Это явление уже было замечено в лермонтоведческой литературе, в частности, Л. Я. Гинзбург, которая, как мы увидим далее, попыталась — и не без успеха — объяснить его; однако качество лермонтовской рефлексии представляется нам несколько иным, чем у других русских байронистов, и, соответственно, иначе рисуется его генезис. Раннее творчество Лермонтова, более всего лирическое, развивается под знаком байронической поэмы. Лирический субъект его ориентирован на байронического героя, то есть живет в той сфере запретов и экспектаций, которая предопределена характером этого последнего.
Мы привыкли связывать понятие нормативности с классицистской и просветительской литературой, проникнутой дидактическим началом, — но русская романтическая традиция, по крайней мере в 1820-е годы, ничуть не менее нормативна. Это очень ясно видно на примере прозы этого времени, теснейшим образом связанной с просветительской традицией, — но и лирическая поэзия несет на себе печать того же нормативизма. Для нее существует определенного рода аксиологическая шкала, за пределы которой не может выйти лирический субъект. В «элегической школе» (доромантической по своему происхождению, но сильно повлиявшей на формирование русской романтической лирики) эта шкала предопределяла все литературное поведение элегического героя.

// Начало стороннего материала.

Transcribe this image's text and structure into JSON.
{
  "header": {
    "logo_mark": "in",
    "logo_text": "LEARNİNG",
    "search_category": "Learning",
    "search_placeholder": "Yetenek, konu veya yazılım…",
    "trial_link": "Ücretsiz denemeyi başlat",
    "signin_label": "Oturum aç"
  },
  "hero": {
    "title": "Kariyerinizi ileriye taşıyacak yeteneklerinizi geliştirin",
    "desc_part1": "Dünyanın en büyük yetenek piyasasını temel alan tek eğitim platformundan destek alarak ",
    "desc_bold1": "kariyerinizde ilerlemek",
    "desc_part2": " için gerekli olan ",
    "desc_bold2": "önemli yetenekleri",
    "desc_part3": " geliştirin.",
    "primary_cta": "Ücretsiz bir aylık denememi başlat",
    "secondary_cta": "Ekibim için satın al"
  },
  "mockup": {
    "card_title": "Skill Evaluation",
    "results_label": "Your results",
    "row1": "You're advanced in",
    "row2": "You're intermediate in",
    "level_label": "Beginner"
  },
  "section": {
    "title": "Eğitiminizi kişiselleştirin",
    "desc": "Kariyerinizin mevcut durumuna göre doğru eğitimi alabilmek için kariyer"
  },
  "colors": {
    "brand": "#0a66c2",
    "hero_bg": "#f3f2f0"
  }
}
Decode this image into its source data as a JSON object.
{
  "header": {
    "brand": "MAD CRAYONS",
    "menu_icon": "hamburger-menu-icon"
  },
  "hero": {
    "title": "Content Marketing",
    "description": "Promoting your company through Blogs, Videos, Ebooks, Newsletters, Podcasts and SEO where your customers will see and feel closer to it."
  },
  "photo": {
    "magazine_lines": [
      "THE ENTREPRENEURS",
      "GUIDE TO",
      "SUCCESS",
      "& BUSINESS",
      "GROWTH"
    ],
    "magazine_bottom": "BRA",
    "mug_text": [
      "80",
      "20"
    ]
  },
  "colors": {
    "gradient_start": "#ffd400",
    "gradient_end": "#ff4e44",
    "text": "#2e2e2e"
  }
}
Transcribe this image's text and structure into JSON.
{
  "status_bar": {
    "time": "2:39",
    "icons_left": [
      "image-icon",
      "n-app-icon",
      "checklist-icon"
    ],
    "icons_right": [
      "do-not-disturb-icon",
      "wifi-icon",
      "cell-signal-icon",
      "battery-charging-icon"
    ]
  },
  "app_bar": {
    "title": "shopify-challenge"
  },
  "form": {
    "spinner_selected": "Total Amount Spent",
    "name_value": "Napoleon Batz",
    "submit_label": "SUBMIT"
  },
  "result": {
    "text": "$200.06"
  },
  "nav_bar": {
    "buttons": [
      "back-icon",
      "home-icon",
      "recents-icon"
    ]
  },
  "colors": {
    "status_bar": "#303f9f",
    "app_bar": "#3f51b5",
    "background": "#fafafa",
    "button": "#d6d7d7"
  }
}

Так, немыслимо было бы представить себе пушкинского Ленского, изменившего Ольге, — и не потому, что это невозможно в логике жизненных отношений, а потому, что самый характер Ленского соотнесен с моделью элегического героя шиллеровского типа, для которого действителен этот эстетический запрет (в отличие, например, от элегического героя Парни). Когда Пушкин намечал потенциальную судьбу Ленского, живущего в деревне, женатого и рогатого, в стеганом халате, — это была очень острая пародия с эстетическим содержанием: представим себе хотя бы героя «Падения листьев» Ш. Мильвуа в виде стареющего патриархального помещика — он сразу же перестает быть элегическим субъектом. Аксиологическая шкала, существующая для героя «байронической поэзии» в ее русском варианте, отлична по содержанию, но не менее жестка: так, нельзя представить себе лермонтовского Демона, осуществившего свои мечтания и соединившегося с Тамарой «в надзвездных краях». Обязательными элементами байронической аксиологии является, например, состояние конфликта личности и общества, — где общество предстает как враждебная сила, а личность правомочна его судить; страдание как мерило ценности личности (очень важная тема для Лермонтова, сохранившаяся у него вплоть до «Героя нашего времени»), любовь, которая аксиологически выше жизни и т. д. Отсюда возникает некая типовая, идеальная модель биографии и поведения субъекта, которая просвечивает почти во всей лирике Лермонтова 1830–1831 годов. Легко заметить, например, что любовное чувство в ней драматизировано и литературно воплощено в целом ряде условных мотивов (трагической гибели, ожидания казни, изгнанничества и т. п.); новейшие исследования показывают, что биография лирического «я» соотнесена у раннего Лермонтова с биографией Байрона, как она предстает в хорошо известных ему «Letters and Journals of Lord Byron», изданных Т. Муром[1]. Кстати, именно поэтому столь размытыми и легко проницаемыми оказываются границы условных лирических циклов 1830–1831 годов: далеко не всегда удается установить, кто в этих стихах является реальным адресатом (Е. А. Сушкова, Н. Ф. Иванова или кто-то другой): эмоциональный рисунок в них близок, черты лирической героини трудноразличимы; действует единый лирический субъект.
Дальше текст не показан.